# Can I run Mac OS X 10.6.3 on a PC?



## Laurijan (Jul 20, 2010)

Hi!

I would like to run Mac OS X 10.6.3 or higher on the system in my specs. Is this possible? For example would the GPU work well with it? There seem to be drivers for Mac OS X on Nvidias site.

Then is there a free/trial version of this OS to download anywhere in the Internet and if yes what are its restrictions?

I have had big problems with games restarting my PC without bluescreen and I would like to try a game that crashes my machine and of which there is a Mac version on Mac OS X to find out if the problem is Windows driver/software related.

I have 0 expirience with Mac OS - is there anything vital I should know?

Thx!


----------



## oily_17 (Jul 20, 2010)

You may get some help with what you need here -

http://www.osx86project.org/


----------



## Wrigleyvillain (Jul 20, 2010)

http://forums.techpowerup.com/showthread.php?t=123285

Though for your needs it would surely be easier to use Linux (as you have an Nvidia card as well) . Not sure what game to test offhand though there are some of course...


----------



## Laurijan (Jul 20, 2010)

I really wish I could test some games in Linux but not one of the games I have and that reboots my computer are availible on it. At least for Mac OS X I can get Warhammer Online which causes so much pain.
Other games that I have and that crash are: Fallout 3, Lord of the Rings Online, Mount & Blade Warband, but none of those is availible on Linux.


----------



## starvinmarvin1 (Aug 25, 2012)

If you want to emulate OS X this might be useful:
http://maconwindows.com/how-to-run-mac-os-x-on-windows/

Then again if you want to install it completely do this:
http://maconwindows.com/how-to-install-osx-snow-leopard-on-a-pc/


----------



## NC37 (Aug 25, 2012)

Wonder how often the emulation KPs. Hackintosh builds are very trial and error unless you really pick the components and totally build from scratch. You can't just throw it on a PC and expect everything to work.
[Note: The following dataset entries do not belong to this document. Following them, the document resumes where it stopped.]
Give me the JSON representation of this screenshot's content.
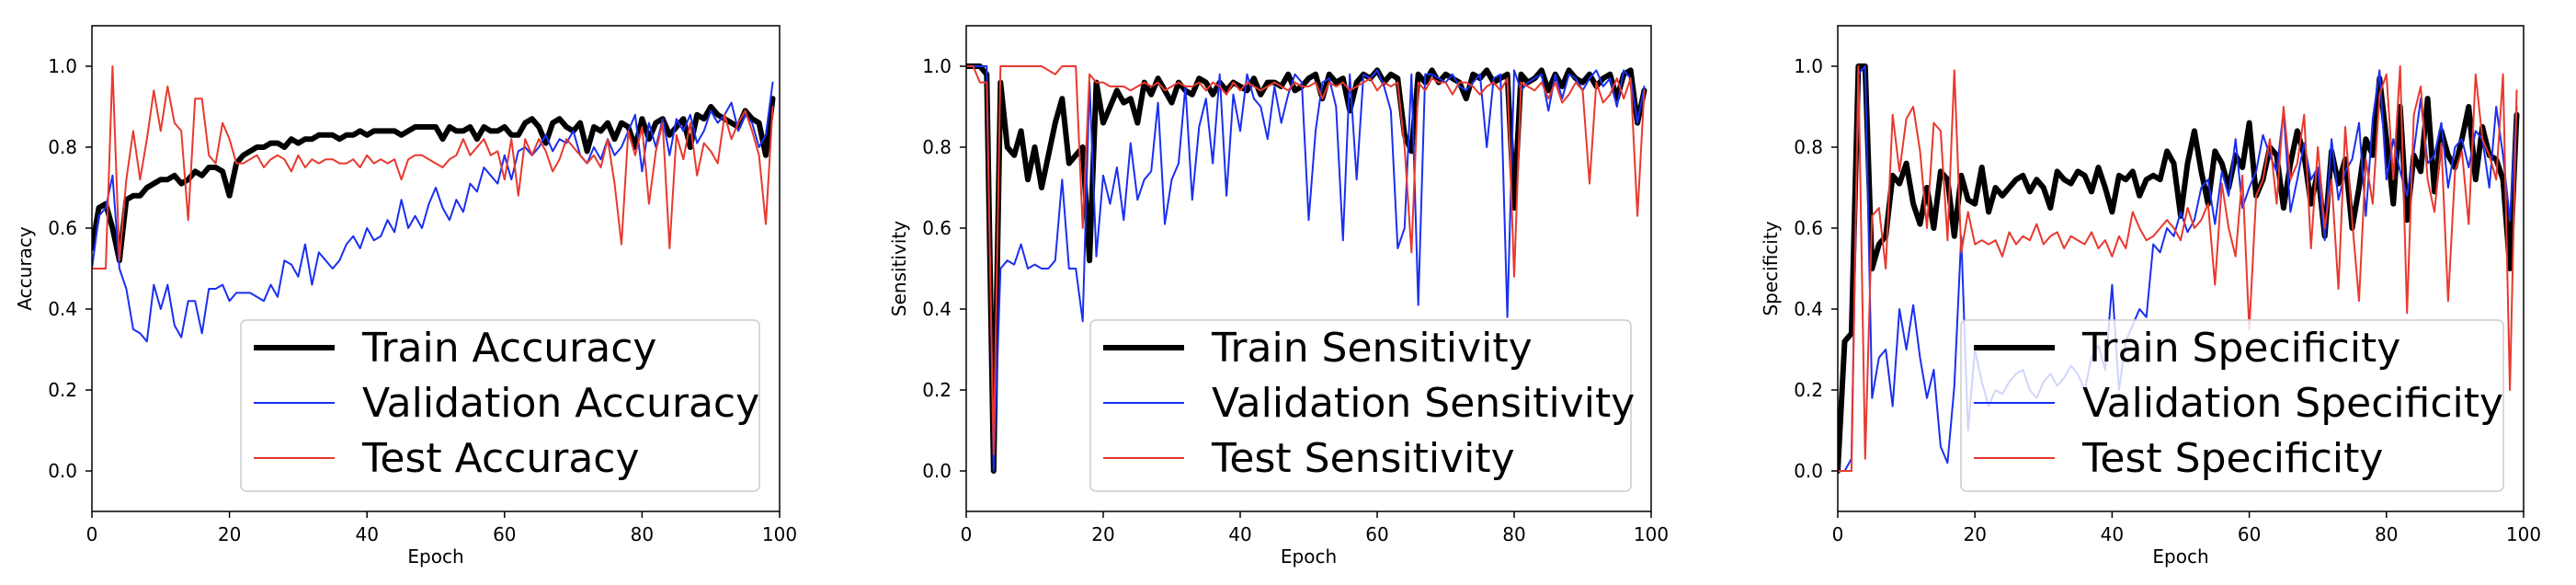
{
  "chart_data": [
    {
      "type": "line",
      "title": "",
      "xlabel": "Epoch",
      "ylabel": "Accuracy",
      "xlim": [
        0,
        100
      ],
      "ylim": [
        -0.1,
        1.1
      ],
      "xticks": [
        0,
        20,
        40,
        60,
        80,
        100
      ],
      "yticks": [
        0.0,
        0.2,
        0.4,
        0.6,
        0.8,
        1.0
      ],
      "grid": false,
      "legend_position": "bottom-right",
      "series": [
        {
          "name": "Train Accuracy",
          "color": "#000000",
          "values": [
            0.55,
            0.65,
            0.66,
            0.6,
            0.52,
            0.67,
            0.68,
            0.68,
            0.7,
            0.71,
            0.72,
            0.72,
            0.73,
            0.71,
            0.72,
            0.74,
            0.73,
            0.75,
            0.75,
            0.74,
            0.68,
            0.76,
            0.78,
            0.79,
            0.8,
            0.8,
            0.81,
            0.81,
            0.8,
            0.82,
            0.81,
            0.82,
            0.82,
            0.83,
            0.83,
            0.83,
            0.82,
            0.83,
            0.83,
            0.84,
            0.83,
            0.84,
            0.84,
            0.84,
            0.84,
            0.83,
            0.84,
            0.85,
            0.85,
            0.85,
            0.85,
            0.82,
            0.85,
            0.84,
            0.84,
            0.85,
            0.82,
            0.85,
            0.84,
            0.84,
            0.85,
            0.83,
            0.83,
            0.86,
            0.87,
            0.85,
            0.81,
            0.86,
            0.87,
            0.85,
            0.84,
            0.86,
            0.79,
            0.85,
            0.84,
            0.86,
            0.82,
            0.86,
            0.85,
            0.8,
            0.87,
            0.82,
            0.86,
            0.87,
            0.83,
            0.85,
            0.87,
            0.8,
            0.88,
            0.87,
            0.9,
            0.88,
            0.87,
            0.86,
            0.85,
            0.89,
            0.87,
            0.86,
            0.78,
            0.92
          ]
        },
        {
          "name": "Validation Accuracy",
          "color": "#1a2ff0",
          "values": [
            0.5,
            0.63,
            0.65,
            0.73,
            0.5,
            0.45,
            0.35,
            0.34,
            0.32,
            0.46,
            0.4,
            0.46,
            0.36,
            0.33,
            0.42,
            0.42,
            0.34,
            0.45,
            0.45,
            0.46,
            0.42,
            0.44,
            0.44,
            0.44,
            0.43,
            0.42,
            0.46,
            0.43,
            0.52,
            0.51,
            0.48,
            0.56,
            0.46,
            0.54,
            0.52,
            0.5,
            0.52,
            0.56,
            0.58,
            0.55,
            0.6,
            0.57,
            0.58,
            0.62,
            0.59,
            0.67,
            0.6,
            0.63,
            0.6,
            0.66,
            0.7,
            0.65,
            0.62,
            0.67,
            0.64,
            0.71,
            0.69,
            0.75,
            0.73,
            0.71,
            0.78,
            0.72,
            0.79,
            0.8,
            0.78,
            0.8,
            0.83,
            0.79,
            0.82,
            0.81,
            0.84,
            0.78,
            0.76,
            0.8,
            0.77,
            0.82,
            0.78,
            0.8,
            0.84,
            0.88,
            0.74,
            0.86,
            0.8,
            0.87,
            0.78,
            0.87,
            0.84,
            0.88,
            0.81,
            0.84,
            0.89,
            0.86,
            0.88,
            0.91,
            0.84,
            0.88,
            0.86,
            0.8,
            0.83,
            0.96
          ]
        },
        {
          "name": "Test Accuracy",
          "color": "#e8392e",
          "values": [
            0.5,
            0.5,
            0.5,
            1.0,
            0.52,
            0.72,
            0.84,
            0.72,
            0.82,
            0.94,
            0.84,
            0.95,
            0.86,
            0.84,
            0.62,
            0.92,
            0.92,
            0.78,
            0.76,
            0.86,
            0.82,
            0.76,
            0.76,
            0.77,
            0.78,
            0.75,
            0.77,
            0.78,
            0.77,
            0.74,
            0.78,
            0.75,
            0.77,
            0.76,
            0.77,
            0.77,
            0.76,
            0.76,
            0.77,
            0.75,
            0.78,
            0.76,
            0.77,
            0.76,
            0.77,
            0.72,
            0.77,
            0.78,
            0.78,
            0.77,
            0.76,
            0.75,
            0.77,
            0.78,
            0.82,
            0.78,
            0.8,
            0.82,
            0.78,
            0.79,
            0.72,
            0.82,
            0.68,
            0.82,
            0.78,
            0.82,
            0.79,
            0.74,
            0.77,
            0.82,
            0.8,
            0.78,
            0.76,
            0.78,
            0.75,
            0.82,
            0.71,
            0.56,
            0.84,
            0.78,
            0.85,
            0.66,
            0.79,
            0.86,
            0.55,
            0.83,
            0.77,
            0.86,
            0.73,
            0.81,
            0.79,
            0.76,
            0.88,
            0.82,
            0.86,
            0.89,
            0.84,
            0.78,
            0.61,
            0.9
          ]
        }
      ]
    },
    {
      "type": "line",
      "title": "",
      "xlabel": "Epoch",
      "ylabel": "Sensitivity",
      "xlim": [
        0,
        100
      ],
      "ylim": [
        -0.1,
        1.1
      ],
      "xticks": [
        0,
        20,
        40,
        60,
        80,
        100
      ],
      "yticks": [
        0.0,
        0.2,
        0.4,
        0.6,
        0.8,
        1.0
      ],
      "grid": false,
      "legend_position": "bottom-right",
      "series": [
        {
          "name": "Train Sensitivity",
          "color": "#000000",
          "values": [
            1.0,
            1.0,
            1.0,
            0.98,
            0.0,
            0.96,
            0.8,
            0.78,
            0.84,
            0.72,
            0.8,
            0.7,
            0.78,
            0.86,
            0.92,
            0.76,
            0.78,
            0.8,
            0.52,
            0.96,
            0.86,
            0.9,
            0.94,
            0.91,
            0.92,
            0.86,
            0.96,
            0.93,
            0.97,
            0.94,
            0.91,
            0.96,
            0.94,
            0.93,
            0.97,
            0.96,
            0.93,
            0.96,
            0.94,
            0.96,
            0.95,
            0.94,
            0.97,
            0.93,
            0.96,
            0.96,
            0.95,
            0.98,
            0.94,
            0.95,
            0.97,
            0.98,
            0.92,
            0.98,
            0.96,
            0.97,
            0.89,
            0.96,
            0.98,
            0.97,
            0.99,
            0.96,
            0.98,
            0.97,
            0.83,
            0.79,
            0.98,
            0.96,
            0.99,
            0.96,
            0.98,
            0.97,
            0.96,
            0.92,
            0.98,
            0.97,
            0.99,
            0.96,
            0.97,
            0.98,
            0.65,
            0.98,
            0.96,
            0.97,
            0.99,
            0.94,
            0.98,
            0.95,
            0.99,
            0.97,
            0.96,
            0.98,
            0.95,
            0.97,
            0.98,
            0.92,
            0.98,
            0.99,
            0.86,
            0.94
          ]
        },
        {
          "name": "Validation Sensitivity",
          "color": "#1a2ff0",
          "values": [
            1.0,
            1.0,
            1.0,
            1.0,
            0.0,
            0.5,
            0.52,
            0.51,
            0.56,
            0.5,
            0.51,
            0.5,
            0.5,
            0.52,
            0.72,
            0.5,
            0.5,
            0.37,
            0.96,
            0.53,
            0.73,
            0.66,
            0.75,
            0.62,
            0.81,
            0.67,
            0.72,
            0.74,
            0.91,
            0.61,
            0.72,
            0.76,
            0.95,
            0.67,
            0.85,
            0.92,
            0.76,
            0.98,
            0.68,
            0.93,
            0.84,
            0.98,
            0.92,
            0.9,
            0.82,
            0.95,
            0.86,
            0.93,
            0.98,
            0.96,
            0.62,
            0.84,
            0.96,
            0.97,
            0.9,
            0.57,
            0.98,
            0.72,
            0.98,
            0.97,
            0.99,
            0.95,
            0.89,
            0.55,
            0.6,
            0.98,
            0.41,
            0.98,
            0.98,
            0.97,
            0.96,
            0.98,
            0.95,
            0.94,
            0.96,
            0.98,
            0.8,
            0.97,
            0.98,
            0.38,
            0.99,
            0.94,
            0.96,
            0.97,
            0.98,
            0.89,
            0.98,
            0.92,
            0.98,
            0.97,
            0.94,
            0.97,
            0.99,
            0.95,
            0.97,
            0.9,
            0.99,
            0.97,
            0.86,
            0.95
          ]
        },
        {
          "name": "Test Sensitivity",
          "color": "#e8392e",
          "values": [
            1.0,
            1.0,
            0.96,
            0.96,
            0.04,
            1.0,
            1.0,
            1.0,
            1.0,
            1.0,
            1.0,
            1.0,
            0.99,
            0.98,
            1.0,
            1.0,
            1.0,
            0.6,
            0.98,
            0.96,
            0.96,
            0.95,
            0.95,
            0.95,
            0.94,
            0.95,
            0.96,
            0.95,
            0.96,
            0.94,
            0.95,
            0.96,
            0.95,
            0.95,
            0.96,
            0.94,
            0.96,
            0.95,
            0.93,
            0.96,
            0.94,
            0.96,
            0.95,
            0.94,
            0.95,
            0.96,
            0.95,
            0.94,
            0.96,
            0.95,
            0.95,
            0.96,
            0.92,
            0.96,
            0.95,
            0.96,
            0.94,
            0.95,
            0.96,
            0.97,
            0.94,
            0.96,
            0.95,
            0.96,
            0.8,
            0.54,
            0.96,
            0.94,
            0.97,
            0.96,
            0.96,
            0.93,
            0.96,
            0.96,
            0.95,
            0.93,
            0.95,
            0.96,
            0.94,
            0.97,
            0.48,
            0.96,
            0.95,
            0.94,
            0.96,
            0.92,
            0.96,
            0.91,
            0.93,
            0.96,
            0.94,
            0.71,
            0.96,
            0.91,
            0.93,
            0.97,
            0.92,
            0.97,
            0.63,
            0.94
          ]
        }
      ]
    },
    {
      "type": "line",
      "title": "",
      "xlabel": "Epoch",
      "ylabel": "Specificity",
      "xlim": [
        0,
        100
      ],
      "ylim": [
        -0.1,
        1.1
      ],
      "xticks": [
        0,
        20,
        40,
        60,
        80,
        100
      ],
      "yticks": [
        0.0,
        0.2,
        0.4,
        0.6,
        0.8,
        1.0
      ],
      "grid": false,
      "legend_position": "bottom-right",
      "series": [
        {
          "name": "Train Specificity",
          "color": "#000000",
          "values": [
            0.0,
            0.32,
            0.34,
            1.0,
            1.0,
            0.5,
            0.56,
            0.58,
            0.73,
            0.71,
            0.76,
            0.66,
            0.61,
            0.7,
            0.6,
            0.74,
            0.72,
            0.58,
            0.73,
            0.67,
            0.66,
            0.75,
            0.64,
            0.7,
            0.68,
            0.7,
            0.72,
            0.73,
            0.69,
            0.72,
            0.7,
            0.65,
            0.74,
            0.72,
            0.71,
            0.74,
            0.73,
            0.69,
            0.75,
            0.7,
            0.64,
            0.73,
            0.72,
            0.74,
            0.68,
            0.72,
            0.73,
            0.72,
            0.79,
            0.76,
            0.63,
            0.76,
            0.84,
            0.74,
            0.66,
            0.79,
            0.76,
            0.7,
            0.78,
            0.75,
            0.86,
            0.68,
            0.72,
            0.8,
            0.78,
            0.65,
            0.76,
            0.84,
            0.78,
            0.66,
            0.74,
            0.58,
            0.79,
            0.71,
            0.77,
            0.6,
            0.7,
            0.82,
            0.78,
            0.97,
            0.82,
            0.66,
            0.9,
            0.62,
            0.78,
            0.74,
            0.92,
            0.69,
            0.84,
            0.78,
            0.75,
            0.82,
            0.9,
            0.72,
            0.85,
            0.78,
            0.77,
            0.72,
            0.5,
            0.88
          ]
        },
        {
          "name": "Validation Specificity",
          "color": "#1a2ff0",
          "values": [
            0.0,
            0.0,
            0.03,
            0.98,
            1.0,
            0.18,
            0.28,
            0.3,
            0.16,
            0.4,
            0.3,
            0.41,
            0.28,
            0.18,
            0.25,
            0.06,
            0.02,
            0.21,
            0.58,
            0.1,
            0.3,
            0.22,
            0.16,
            0.2,
            0.19,
            0.22,
            0.24,
            0.25,
            0.2,
            0.18,
            0.22,
            0.24,
            0.21,
            0.23,
            0.26,
            0.24,
            0.2,
            0.28,
            0.31,
            0.25,
            0.46,
            0.2,
            0.32,
            0.36,
            0.4,
            0.38,
            0.56,
            0.54,
            0.6,
            0.58,
            0.64,
            0.59,
            0.62,
            0.7,
            0.72,
            0.61,
            0.74,
            0.68,
            0.82,
            0.65,
            0.7,
            0.74,
            0.83,
            0.78,
            0.74,
            0.89,
            0.64,
            0.72,
            0.81,
            0.72,
            0.75,
            0.57,
            0.82,
            0.67,
            0.74,
            0.77,
            0.86,
            0.63,
            0.87,
            0.99,
            0.72,
            0.82,
            0.74,
            0.68,
            0.79,
            0.92,
            0.76,
            0.78,
            0.86,
            0.7,
            0.8,
            0.82,
            0.75,
            0.84,
            0.82,
            0.7,
            0.9,
            0.78,
            0.62,
            0.9
          ]
        },
        {
          "name": "Test Specificity",
          "color": "#e8392e",
          "values": [
            0.0,
            0.0,
            0.0,
            1.0,
            0.03,
            0.63,
            0.65,
            0.5,
            0.88,
            0.74,
            0.87,
            0.9,
            0.79,
            0.6,
            0.86,
            0.84,
            0.57,
            0.99,
            0.54,
            0.64,
            0.56,
            0.57,
            0.56,
            0.57,
            0.53,
            0.59,
            0.56,
            0.58,
            0.57,
            0.61,
            0.56,
            0.58,
            0.59,
            0.55,
            0.58,
            0.57,
            0.56,
            0.59,
            0.55,
            0.57,
            0.53,
            0.58,
            0.55,
            0.64,
            0.6,
            0.57,
            0.58,
            0.6,
            0.62,
            0.6,
            0.57,
            0.65,
            0.6,
            0.62,
            0.66,
            0.46,
            0.71,
            0.6,
            0.53,
            0.73,
            0.35,
            0.68,
            0.72,
            0.82,
            0.66,
            0.9,
            0.72,
            0.76,
            0.88,
            0.55,
            0.8,
            0.6,
            0.72,
            0.45,
            0.85,
            0.62,
            0.42,
            0.77,
            0.66,
            0.93,
            0.98,
            0.72,
            1.0,
            0.39,
            0.88,
            0.95,
            0.72,
            0.64,
            0.81,
            0.42,
            0.74,
            0.79,
            0.61,
            0.98,
            0.82,
            0.78,
            0.72,
            0.98,
            0.2,
            0.94
          ]
        }
      ]
    }
  ]
}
Ideally if you want to do it, you're building a new system with the intention of running OSX on it. 

Your problems may not be just driver related. Have you tested your RAM? Checked temperatures? How does it handle a full torture test with Prime?


----------



## Laurijan (Aug 26, 2012)

The problem was my faulty GTX275 GPU - i got a GTX460 in RMA and the problem was gone.


----------



## EiSFX (Aug 26, 2012)

I know a few sites i have used to run as its called Hackintosh for kexts and bootloaders and such i use this site http://www.osx86.net/ and for help and other info i use this site which has helped me alot http://www.insanelymac.com/forum/index.php?act=idx


----------